MATLAB: GPU utilization and parallel computation With Matlab for heavy computation

gpumonte carloParallel Computing Toolbox

I have decent/ok machine with core i7 (8 cores), 32G of RAM and Nvidia geForce GTX 1080i and running Matlab 2018b. At the moment I am a bit confuse about how to use these resources in best way to run my Monte-Carlo simulation code. The two questions I have now:
1- How can I make all the heavy computaion to be run on the GPU alonside parallel compution capability of Matlab rather than the CPU and hence I can decide what is best to use?

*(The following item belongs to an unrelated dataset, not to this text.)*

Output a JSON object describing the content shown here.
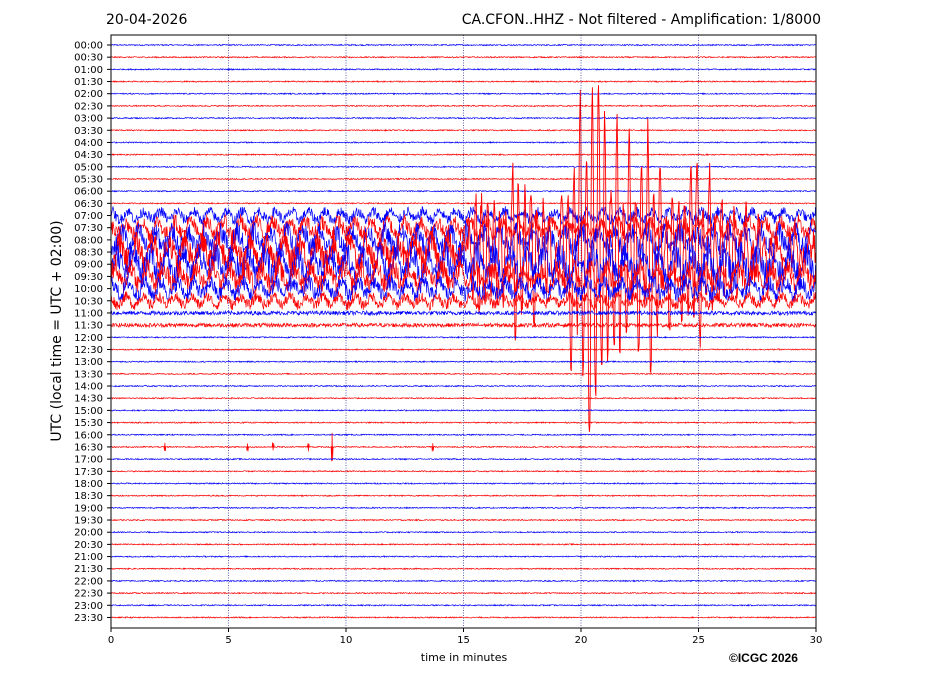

I have read different help topics and the conclusion I think I have got is, the data I have to work with should be in the form of gpuArray Am I right? or do I miss something here?. let us assume that I have the foollowing simple code to be run on GPU :
First_Vector=zeros(2,3);
% First_Vector=zeros(2,3,'gpuArray'); 1
[N,M]=size(First_Vector);
%[N,M]=size(First_Vector,'gpuArray'); 2
Second_Matrix=ones(N,M,2);
%Second_Matrix=ones(N,M,2,'gpuArray'); 3
Tset1= [20 20 20:30 30 30];
%Tset1gpuArray=gpuArray(Tset1); 4
Test2= [50 50 50;60 60 60];
%Tset2=gpuArray(Tset2); 5
K=100;
% the main code
for i=1:3
for j=1:3
[element]=Function1(test(i,j),K)
Test1(i,j)=element;
end
end
Second_Matrix(:,:,1)=Test1;
[Test1]=Function2(Test1,Test2);
% End of the main code
%% Function 1
function[outcome]=Function1(A,K)
outcome=A+K;
end
%%Function 2
function[T1]=Function2(T1,T2)
T1=T1+T2;
end
does the commented lines (1-5) are enough to run the 'main code' on the GPU?
2- I have tested the following simple code on GPU and CPU, CPU performance was by far better than GPU. is that supposed to be normal ?
thanks in advanced.
G = ones(10,10,'gpuArray');
tic
for k=1:100
for i=1: 1000
for j=1:10
G(j,:)=G(j,:)+2;
end
end
end
toc
G = ones(10,10);
tic
for k=1:100
for i=1: 1000
for j=1:10
G(j,:)=G(j,:)+2;
end
end
end
toc
% Elapsed time is 0.628241 seconds.

Best Answer

I'll try to answer your questions in order...
  1. Yes! Isn't that great?
  2. Yes, because there are two problems with your code: (a) you're using a lot of for loops instead vector operations and (b) you're measuring GPU performance incorrectly. To fix (a), you should read this doc page that explains how to vectorize your code to get the best performance. To fix (b), you should take a look at my answer to a previous question and use the functions timeit and gputimeit.